MONTPELIER, Vt. — A Vermont lawmaker wants to amend the state’s medical marijuana law so that anyone suffering from post-traumatic stress disorder could use it to help alleviate their symptoms.
State Rep. Jim Masland said he introduced the bill earlier this month at the request of a number of his constituents who were using marijuana to alleviate stress symptoms they felt were caused by their military service.
“I understand that these unnamed individuals, at least a couple, haven’t been able to find relief any other way or at least this is the best way for relief,” Masland, D-Thetford, said Thursday. “So I would say they are quietly, surreptitiously using marijuana, but they would much rather do it legally.”
Masland said the veterans who asked him to introduce the legislation had served in the Vietnam War as well as the wars the United States has fought over the last decade.
Vermont’s medical marijuana law took effect in 2004. Under it, people who suffer from a number of debilitating diseases or conditions can get permission from the state to use medical marijuana if it is recommended by their health care provider.
Vermont currently has 411 patients and 68 caregivers on the medical marijuana registry. The state is in the process of setting up rules that would allow the creation of up to four dispensaries where people could get medical marijuana legally. Currently, users or their caregivers are allowed to grow their own marijuana.
Michael Krawitz, of Elliston, Va., the executive director of the group Veterans for Medical Marijuana Use, said the use of marijuana to help veterans treat PTSD is gaining acceptance across the country.
“The bottom line is we just don’t have a lot of treatments for post-traumatic stress that are that effective,” Krawitz said.
Vermont is among a handful of states considering adding PTSD to the list of conditions that qualify patients to use medical marijuana, he said.
In a policy implemented a year ago, the Department of Veterans Affairs allows its patients to use medical marijuana in states where it is legal, although not at VA facilities, and VA health care providers can’t provide the documentation vets need to get it.

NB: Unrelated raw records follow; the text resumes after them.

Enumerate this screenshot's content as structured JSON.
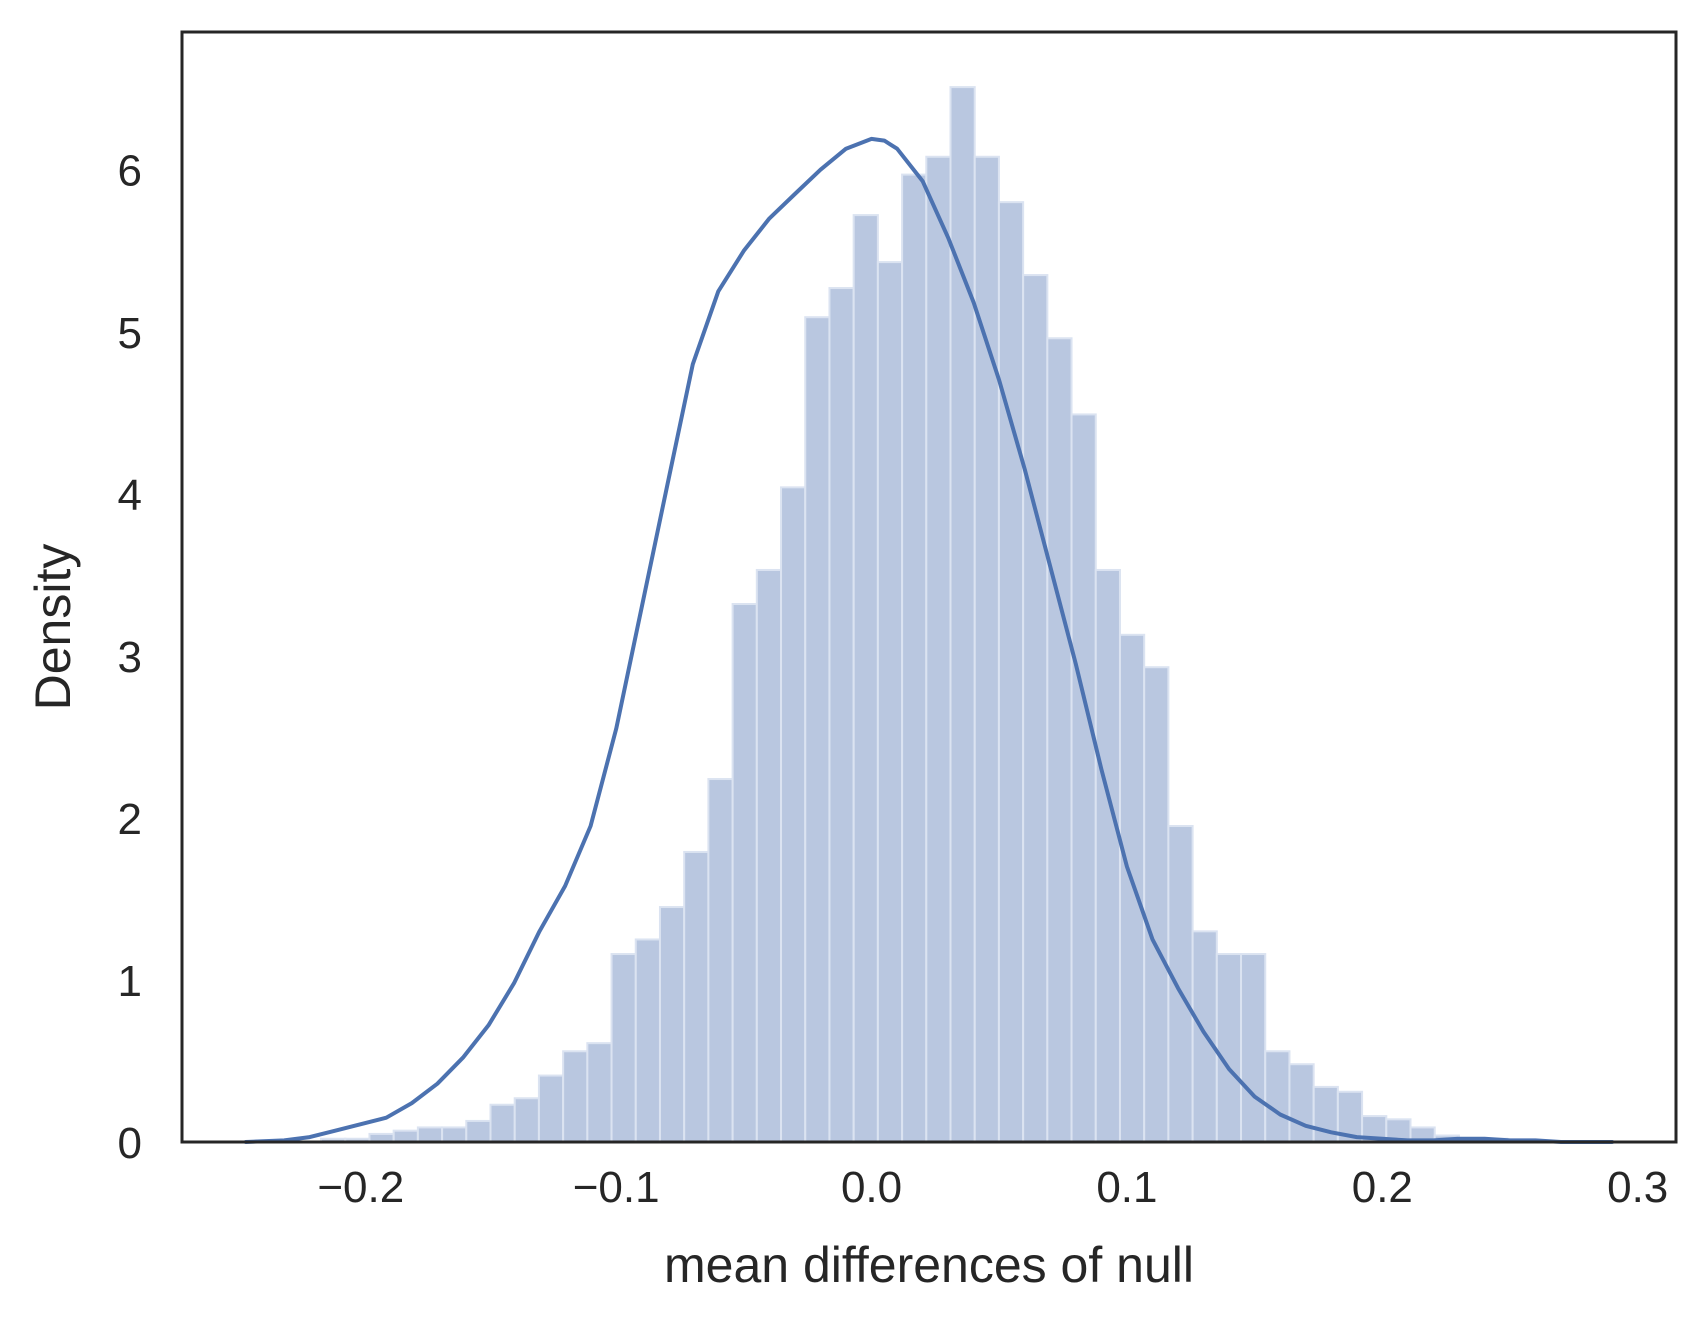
{
  "chart_data": {
    "type": "bar",
    "subtype": "histogram-with-kde",
    "title": "",
    "xlabel": "mean differences of null",
    "ylabel": "Density",
    "xlim": [
      -0.27,
      0.315
    ],
    "ylim": [
      0,
      6.85
    ],
    "xticks": [
      -0.2,
      -0.1,
      0.0,
      0.1,
      0.2,
      0.3
    ],
    "xtick_labels": [
      "−0.2",
      "−0.1",
      "0.0",
      "0.1",
      "0.2",
      "0.3"
    ],
    "yticks": [
      0,
      1,
      2,
      3,
      4,
      5,
      6
    ],
    "ytick_labels": [
      "0",
      "1",
      "2",
      "3",
      "4",
      "5",
      "6"
    ],
    "grid": false,
    "legend": "none",
    "colors": {
      "bar": "#b9c7e0",
      "bar_edge": "#dbe3f1",
      "kde": "#4c72b0",
      "frame": "#262626",
      "text": "#262626"
    },
    "bins": {
      "start": -0.244,
      "width": 0.00948,
      "values": [
        0.0,
        0.0,
        0.0,
        0.02,
        0.02,
        0.05,
        0.07,
        0.09,
        0.09,
        0.13,
        0.23,
        0.27,
        0.41,
        0.56,
        0.61,
        1.16,
        1.25,
        1.45,
        1.79,
        2.24,
        3.32,
        3.53,
        4.04,
        5.09,
        5.27,
        5.72,
        5.43,
        5.97,
        6.08,
        6.51,
        6.08,
        5.8,
        5.35,
        4.96,
        4.49,
        3.53,
        3.13,
        2.93,
        1.95,
        1.3,
        1.16,
        1.16,
        0.56,
        0.48,
        0.34,
        0.31,
        0.16,
        0.14,
        0.09,
        0.04,
        0.02,
        0.02,
        0.0,
        0.0,
        0.0,
        0.0,
        0.0
      ]
    },
    "kde": {
      "x": [
        -0.245,
        -0.23,
        -0.22,
        -0.21,
        -0.2,
        -0.19,
        -0.18,
        -0.17,
        -0.16,
        -0.15,
        -0.14,
        -0.13,
        -0.12,
        -0.11,
        -0.1,
        -0.09,
        -0.08,
        -0.07,
        -0.06,
        -0.05,
        -0.04,
        -0.03,
        -0.02,
        -0.01,
        0.0,
        0.005,
        0.01,
        0.02,
        0.03,
        0.04,
        0.05,
        0.06,
        0.07,
        0.08,
        0.09,
        0.1,
        0.11,
        0.12,
        0.13,
        0.14,
        0.15,
        0.16,
        0.17,
        0.18,
        0.19,
        0.2,
        0.21,
        0.22,
        0.23,
        0.24,
        0.25,
        0.26,
        0.27,
        0.28,
        0.29
      ],
      "y": [
        0.0,
        0.01,
        0.03,
        0.07,
        0.11,
        0.15,
        0.24,
        0.36,
        0.52,
        0.72,
        0.98,
        1.3,
        1.58,
        1.95,
        2.55,
        3.3,
        4.05,
        4.8,
        5.25,
        5.5,
        5.7,
        5.85,
        6.0,
        6.13,
        6.19,
        6.18,
        6.13,
        5.93,
        5.58,
        5.18,
        4.7,
        4.15,
        3.55,
        2.95,
        2.3,
        1.7,
        1.25,
        0.95,
        0.68,
        0.45,
        0.28,
        0.17,
        0.1,
        0.06,
        0.03,
        0.02,
        0.01,
        0.01,
        0.02,
        0.02,
        0.01,
        0.01,
        0.0,
        0.0,
        0.0
      ]
    }
  }
}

Expanding access to Vermont’s medical marijuana registry is up to the Legislature, said Francis “Paco” Aumand, the director of the Vermont Department of Public Safety’s Criminal Justice Services, which oversees the marijuana registry.
“Nobody makes any judgments relative to the medical purposes” of using medical marijuana, Aumand said. “If you meet the requirements of the law you are entitled to receive the registration card. From that perspective it’s a smoothly regulated process.”
Vermont Deputy Health Commissioner Barbara Cimaglio said the department would be reviewing Masland’s proposal, which was introduced and referred to committee last week.
In 2007 New Mexico legalized medical marijuana. Its program differs from most in that the state oversees the production and distribution of marijuana. PTSD was added to the list of conditions in 2009. Since PTSD and a number of other conditions were added to the list of qualifying illnesses applications have soared.
If Masland’s bill is passed in Vermont it wouldn’t be restricted to military veterans suffering from PTSD.
Masland said his proposal has been sent to committee to discuss. He doesn’t know if it will be acted upon this year, but he is happy the issue is being discussed.
“No one has approached me in the building and said this is a terrible idea,” he said from the Statehouse in Montpelier. “But given the breath of the issues that we have before us, it’s not the top of a lot of peoples list. And that’s just reality.”